The Benedict family seem very cool, and as it's clear that Stirling has a book in mind for each of the seven brothers, I'm glad that they were all interesting and complex characters, and that the world she's created is an intriguing one. I will absolutely be checking out Stealing Phoenix when it comes out.

Saturday, 7 May 2011

34. "Bossypants" by Tina Fey

Publisher: Reagan Arthur Books
Page count: 288 pages
Date begun: April 24th, 2011
Date finished: April 26th, 2011

I picked up Tina Fey's autobiography after reading very positive reviews by fellow Cannonballers. I don't read a whole lot of non-fiction, but as a big fan of Mean Girls and 30 Rock, I was pretty sure I'd like this, even before I read the glowing reviews.

Bossypants is not a very long book, and anyone expecting great revelations about Tina Fey and her life may be in for some disappointment. While Fey reveals a lot about herself through stories of her adolescence, insights into her honeymoon, tid-bits about working for Saturday Night Live, creating 30 Rock and even trying to arrange her daughter's birthday party while getting ready to parody Sarah Palin on SNL and having Oprah guest on her sit com, most of the book is observational comedy, not a tell all book about the life of a female writer and sit com creator.

It is a very funny book, however, and I frequently laughed out loud, both on public transport and in the comfort of my home (much to the annoyance of the husband, who kept having to have jokes that may not be that funny out of context explained to him). If you find Liz Lemon on 30 Rock amusing, you'll probably like this book, as it seems Tina Fey has put a lot of herself into her TV character.

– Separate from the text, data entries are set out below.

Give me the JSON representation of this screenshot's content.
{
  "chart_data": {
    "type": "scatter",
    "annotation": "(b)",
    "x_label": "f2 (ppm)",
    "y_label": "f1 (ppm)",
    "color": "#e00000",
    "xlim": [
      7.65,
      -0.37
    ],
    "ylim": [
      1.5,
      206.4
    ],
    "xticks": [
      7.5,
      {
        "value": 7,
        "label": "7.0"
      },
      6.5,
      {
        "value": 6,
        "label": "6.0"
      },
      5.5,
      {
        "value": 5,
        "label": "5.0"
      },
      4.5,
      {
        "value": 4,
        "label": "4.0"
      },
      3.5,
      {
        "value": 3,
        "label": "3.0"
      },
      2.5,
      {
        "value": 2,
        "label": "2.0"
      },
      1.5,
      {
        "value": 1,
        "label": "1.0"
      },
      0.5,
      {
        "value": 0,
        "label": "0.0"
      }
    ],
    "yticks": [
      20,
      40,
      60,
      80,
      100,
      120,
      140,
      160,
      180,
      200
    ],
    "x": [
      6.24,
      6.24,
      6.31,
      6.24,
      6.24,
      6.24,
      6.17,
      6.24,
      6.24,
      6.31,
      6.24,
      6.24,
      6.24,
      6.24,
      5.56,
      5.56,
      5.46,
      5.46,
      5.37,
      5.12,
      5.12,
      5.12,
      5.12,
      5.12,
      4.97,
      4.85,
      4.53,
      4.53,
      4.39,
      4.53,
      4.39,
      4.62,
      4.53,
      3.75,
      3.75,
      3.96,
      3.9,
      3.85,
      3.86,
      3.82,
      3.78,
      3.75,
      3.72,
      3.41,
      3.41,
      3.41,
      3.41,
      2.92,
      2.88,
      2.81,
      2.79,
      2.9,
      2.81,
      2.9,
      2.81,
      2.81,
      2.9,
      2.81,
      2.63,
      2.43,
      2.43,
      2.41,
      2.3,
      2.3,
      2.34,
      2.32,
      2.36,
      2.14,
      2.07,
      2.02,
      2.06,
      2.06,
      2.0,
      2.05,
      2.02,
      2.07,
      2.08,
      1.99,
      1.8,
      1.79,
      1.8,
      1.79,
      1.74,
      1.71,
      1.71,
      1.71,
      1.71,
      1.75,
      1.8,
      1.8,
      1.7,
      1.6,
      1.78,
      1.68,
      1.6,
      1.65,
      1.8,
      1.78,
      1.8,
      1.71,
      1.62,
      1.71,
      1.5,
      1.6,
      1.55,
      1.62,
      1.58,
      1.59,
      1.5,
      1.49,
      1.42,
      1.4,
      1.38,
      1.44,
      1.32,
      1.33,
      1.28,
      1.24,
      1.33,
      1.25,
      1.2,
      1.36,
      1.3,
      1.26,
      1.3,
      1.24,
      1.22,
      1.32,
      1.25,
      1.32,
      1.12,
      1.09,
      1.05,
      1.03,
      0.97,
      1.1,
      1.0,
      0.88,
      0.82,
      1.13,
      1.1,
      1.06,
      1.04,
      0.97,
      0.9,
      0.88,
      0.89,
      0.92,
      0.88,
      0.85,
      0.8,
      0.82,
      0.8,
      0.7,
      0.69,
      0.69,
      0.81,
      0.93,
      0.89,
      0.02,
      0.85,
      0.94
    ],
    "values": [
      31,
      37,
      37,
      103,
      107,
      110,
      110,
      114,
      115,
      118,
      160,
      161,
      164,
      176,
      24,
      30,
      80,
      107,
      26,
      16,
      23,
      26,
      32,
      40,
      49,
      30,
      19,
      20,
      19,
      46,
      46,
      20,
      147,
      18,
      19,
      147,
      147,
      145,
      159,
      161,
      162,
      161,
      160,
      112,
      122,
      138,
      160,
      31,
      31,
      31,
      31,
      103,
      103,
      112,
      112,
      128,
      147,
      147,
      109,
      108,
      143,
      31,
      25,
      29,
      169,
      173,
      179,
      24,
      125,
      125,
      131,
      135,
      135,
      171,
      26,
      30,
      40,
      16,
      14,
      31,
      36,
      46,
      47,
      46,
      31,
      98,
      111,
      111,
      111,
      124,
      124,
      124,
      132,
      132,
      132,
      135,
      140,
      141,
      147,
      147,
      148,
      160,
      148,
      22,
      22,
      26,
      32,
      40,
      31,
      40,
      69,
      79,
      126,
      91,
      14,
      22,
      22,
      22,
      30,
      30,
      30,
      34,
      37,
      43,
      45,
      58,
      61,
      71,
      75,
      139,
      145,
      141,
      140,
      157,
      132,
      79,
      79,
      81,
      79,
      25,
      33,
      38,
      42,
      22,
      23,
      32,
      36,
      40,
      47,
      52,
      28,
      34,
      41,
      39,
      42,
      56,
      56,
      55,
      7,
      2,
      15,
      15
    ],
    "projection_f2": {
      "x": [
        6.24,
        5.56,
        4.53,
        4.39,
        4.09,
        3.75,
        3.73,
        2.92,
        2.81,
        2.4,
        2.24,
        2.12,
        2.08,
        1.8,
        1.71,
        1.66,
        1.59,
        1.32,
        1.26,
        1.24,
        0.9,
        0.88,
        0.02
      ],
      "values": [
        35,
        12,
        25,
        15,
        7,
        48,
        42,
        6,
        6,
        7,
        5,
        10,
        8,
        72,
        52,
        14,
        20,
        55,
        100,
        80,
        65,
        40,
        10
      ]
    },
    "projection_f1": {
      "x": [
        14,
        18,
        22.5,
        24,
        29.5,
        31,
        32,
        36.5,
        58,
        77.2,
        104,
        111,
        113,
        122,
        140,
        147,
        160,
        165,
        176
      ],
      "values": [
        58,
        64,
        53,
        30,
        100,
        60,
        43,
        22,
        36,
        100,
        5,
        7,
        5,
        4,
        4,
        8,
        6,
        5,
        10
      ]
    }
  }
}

33. "Portrait in Death" by J.D. Robb

Publisher: Piatkus Books
Page count: 320 pages
Date begun: April 18th, 2011
Date finished: April 20th, 2011

A young woman is found murdered and stuffed in a dumpster. Star reporter Nadine Furst has been sent photos of the victim, and clashes with Lt. Eve Dallas when it comes to reporting on the crime. There are a number of photos of the victim, obviously taken before the crime was committed, without the girl being aware she was being stalked. There are photos of the dead girl, posed, as in a portrait, after her death. None of the victim's friends or family can help determine a motive, and then a second young victim is found, facedown in a fountain, with further pictures being sent to Nadine. Eve is determined to track down the killer before he kills again, but it's not easy finding the links between the dead, and she will have to manage without help from Roarke on this case, as he is preoccupied with other things.

While Summerset, Roarke's faithful butler (and former foster father) and Eve's household nemesis, is convalescing from a broken leg, Roarke receives some troubling news about his past. He reacts badly, trying to shut Eve out, and travels to his old hometown of Dublin to dig up the truth behind the rumours. Eve realises that her husband, despite all his outward strength and confidence, is vulnerable too, and that his dark past is as troubling to him as hers is to her.

Several of the supporting characters take more of a back seat in this one, and more is obviously revealed about Roarke's childhood in Dublin and his family life. Eve and Summerset are forced to form an alliance to get through to the man they both love, and work together to get him through a very difficult time. Another very enjoyable read in the In Death series.